For a perfect picture of Internet access market power, unconstrained by competition or oversight, consider this week’s rumor that Comcast is talking with Apple about developing a snazzy new window on television programming. The presumed goal is a service that feels just like online content — as easy to use as Netflix — but includes all the sports and first-run programming that Netflix doesn’t have. Put that on a sleek Apple tablet, rather than a stodgy cable set-top box, then flood cities with Wi-Fi (as part of a Comcast bundle), and consumers will be hooked.
Since the rumor surfaced, Apple’s stock price has soared and Netflix’s has plunged.
Meanwhile, Comcast, the largest media company in the world, has insisted that Netflix pay Comcast for the privilege of reaching its subscribers. Reed Hastings, the chief executive officer of Netflix, has complained that, although the company will “reluctantly” pay large Internet service providers “to ensure a high quality member experience,” infrastructure operators in the United States have too much power, and government intervention is needed to constrain it.
Jim Cicconi, government affairs mastermind at AT&T, fired back, “If there’s a cost of delivering Mr. Hastings’s movies at the quality level he desires — and there is — then it should be borne by Netflix.”
All of these companies are acting rationally to expand their profits. None of them is expected to serve any larger public interest. That’s the government’s job. But Americans need a cop on the beat.

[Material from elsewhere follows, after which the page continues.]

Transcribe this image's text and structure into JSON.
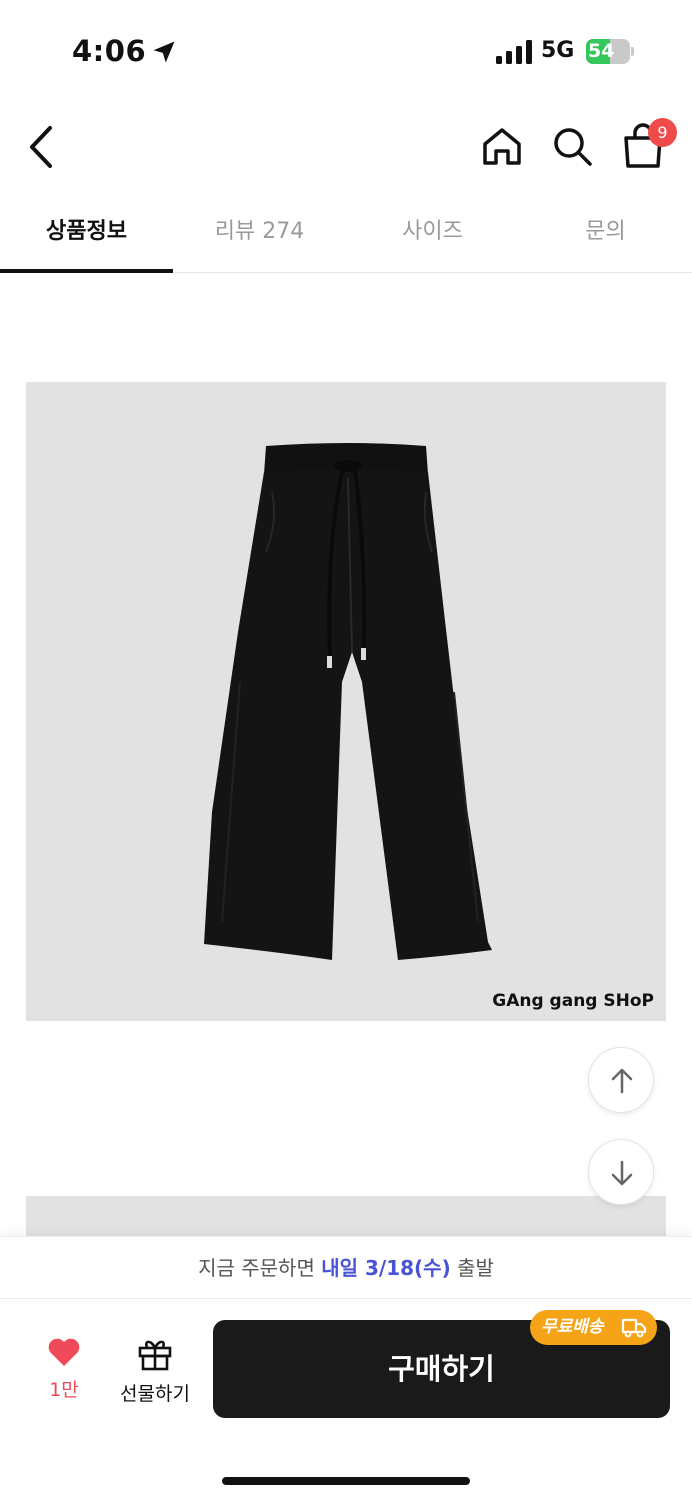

Because Comcast has so many subscribers, it already has the market heft to require that other physical networks pay to connect to its lines — that’s why Netflix has had to agree to a “paid peering” relationship. Netflix initially refused this option and saw its traffic routed through an overcrowded connection.
This is a sharp departure from what happens in competitive network-infrastructure markets. Around the world, 99.5 percent of “peering” agreements are made without cost, according to a recent report from the Organization for Economic Cooperation and Development. Any ISP under competitive pressure wants to ensure that all Internet traffic gets to the provider’s customers, and the most efficient way to do that is to connect with other networks for free. Where free peering isn’t available, a second- best alternative for an ISP is to pay for traffic to get where it’s meant to go — so-called “transit” arrangements.

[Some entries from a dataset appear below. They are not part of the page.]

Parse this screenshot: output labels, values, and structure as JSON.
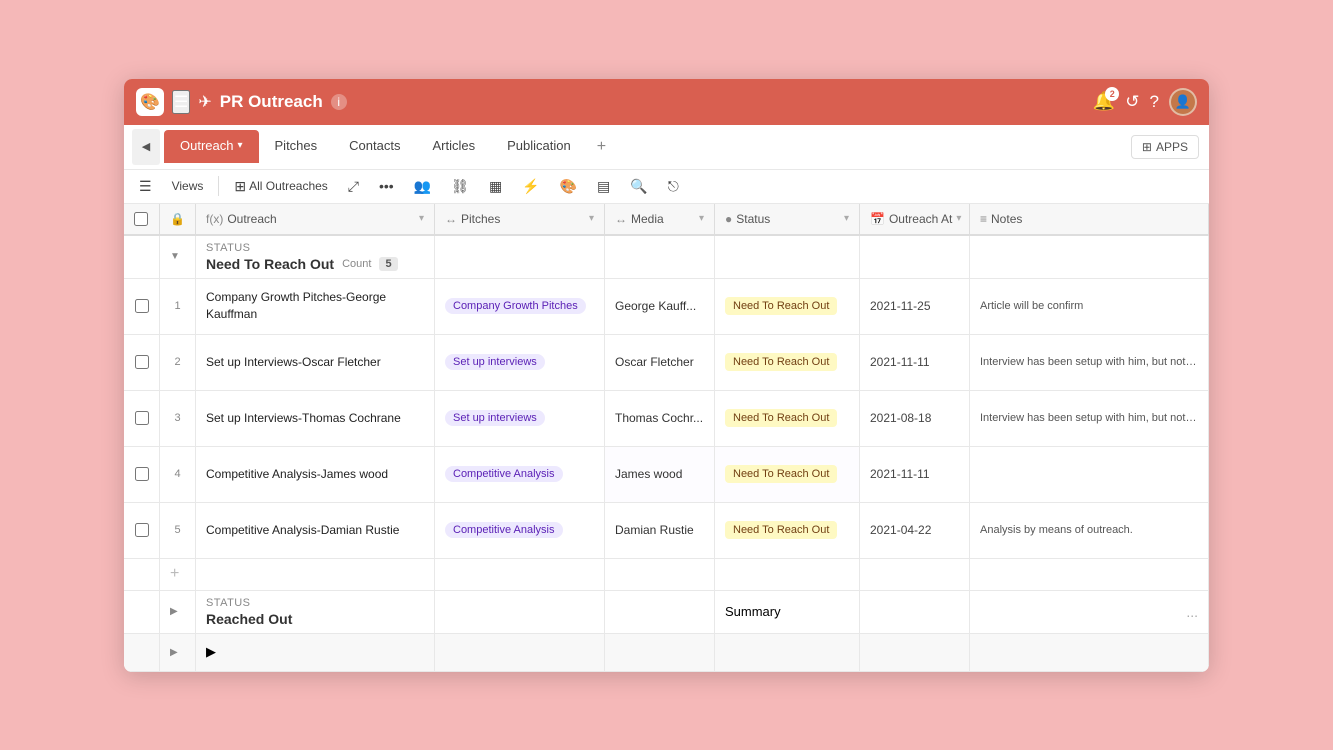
{
  "app": {
    "logo_emoji": "🎨",
    "title": "PR Outreach",
    "info_label": "ℹ",
    "notif_count": "2",
    "avatar_emoji": "👤"
  },
  "tabs": [
    {
      "id": "outreach",
      "label": "Outreach",
      "active": true
    },
    {
      "id": "pitches",
      "label": "Pitches",
      "active": false
    },
    {
      "id": "contacts",
      "label": "Contacts",
      "active": false
    },
    {
      "id": "articles",
      "label": "Articles",
      "active": false
    },
    {
      "id": "publication",
      "label": "Publication",
      "active": false
    }
  ],
  "toolbar": {
    "views_label": "Views",
    "alloutreaches_label": "All Outreaches"
  },
  "columns": [
    {
      "id": "outreach",
      "label": "Outreach",
      "icon": "fx"
    },
    {
      "id": "pitches",
      "label": "Pitches",
      "icon": "↔"
    },
    {
      "id": "media",
      "label": "Media",
      "icon": "↔"
    },
    {
      "id": "status",
      "label": "Status",
      "icon": "●"
    },
    {
      "id": "outreach_at",
      "label": "Outreach At",
      "icon": "📅"
    },
    {
      "id": "notes",
      "label": "Notes",
      "icon": "≡"
    }
  ],
  "groups": [
    {
      "id": "need-to-reach-out",
      "status_label": "STATUS",
      "title": "Need To Reach Out",
      "count_label": "Count",
      "count": "5",
      "rows": [
        {
          "num": "1",
          "outreach": "Company Growth Pitches-George Kauffman",
          "pitches": "Company Growth Pitches",
          "media": "George Kauff...",
          "status": "Need To Reach Out",
          "date": "2021-11-25",
          "notes": "Article will be confirm"
        },
        {
          "num": "2",
          "outreach": "Set up Interviews-Oscar Fletcher",
          "pitches": "Set up interviews",
          "media": "Oscar Fletcher",
          "status": "Need To Reach Out",
          "date": "2021-11-11",
          "notes": "Interview has been setup with him, but not a..."
        },
        {
          "num": "3",
          "outreach": "Set up Interviews-Thomas Cochrane",
          "pitches": "Set up interviews",
          "media": "Thomas Cochr...",
          "status": "Need To Reach Out",
          "date": "2021-08-18",
          "notes": "Interview has been setup with him, but not a..."
        },
        {
          "num": "4",
          "outreach": "Competitive Analysis-James wood",
          "pitches": "Competitive Analysis",
          "media": "James wood",
          "status": "Need To Reach Out",
          "date": "2021-11-11",
          "notes": ""
        },
        {
          "num": "5",
          "outreach": "Competitive Analysis-Damian Rustie",
          "pitches": "Competitive Analysis",
          "media": "Damian Rustie",
          "status": "Need To Reach Out",
          "date": "2021-04-22",
          "notes": "Analysis by means of outreach."
        }
      ]
    }
  ],
  "group2": {
    "status_label": "STATUS",
    "title": "Reached Out",
    "dots": "..."
  },
  "group3": {
    "icon": "▶"
  },
  "summary_label": "Summary"
}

Comcast is so powerful that it can both refuse to pay for transit of its own traffic and insist that other networks — such as those used by Netflix — pay it to connect. And Cicconi is saying the same thing about AT&T: Because there is only one way to reach AT&T wireless subscribers, AT&T should be able to charge whatever it wants for that connection. This is why regulators need to intervene. U.S. interconnection markets are at the moment perfectly engineered to raise revenue for Comcast and AT&T, at the same time that these companies are spending no more than 15 percent of that revenue on their infrastructure.
The Apple narrative reveals something similar about Comcast’s power. Comcast already pays far less for programming than any other cable provider because it has so many subscribers; if Comcast and Time Warner Cable merge, the new company will control rights to transmit major sports events from the Olympics to Los Angeles Lakers games. Comcast can ensure that negotiations with content providers include special low- cost deals for Apple, its new partner, and can stream its sports content through Apple’s service.

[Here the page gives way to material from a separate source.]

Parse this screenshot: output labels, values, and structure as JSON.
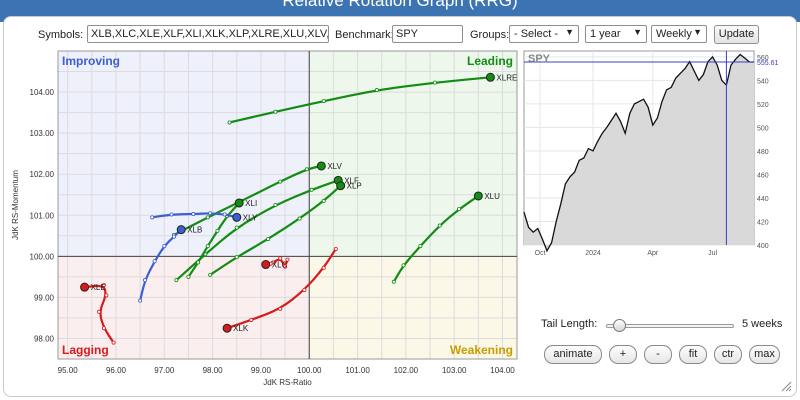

Plus, its unconstrained control over its digital pipe will allow it to distribute a new Apple “channel” that will look and feel just like an online application; instead, though, the Apple material will get preferential treatment as a Comcast “specialized service.” And Comcast can ensure that a new (and frequently upgraded) Apple device is part of tens of millions of American lives. Meanwhile, the permissionless Internet that has launched so many good ideas and new ways of making a living will become a narrow part of a curated Comcast Experience.
The U.S. needs a better Internet access plan, one that starts with fiber networks uncontrolled by either Comcast or AT&T, one that could give rise to devices made by more companies than just Apple and to online services provided by more companies than just Netflix. But without government intervention we can’t keep the market free.
Susan Crawford, the John A. Reilly visiting professor in intellectual property at Harvard Law School and a fellow at the Roosevelt Institute, is the author of “Captive Audience: The Telecom Industry and Monopoly Power in the New Gilded Age.”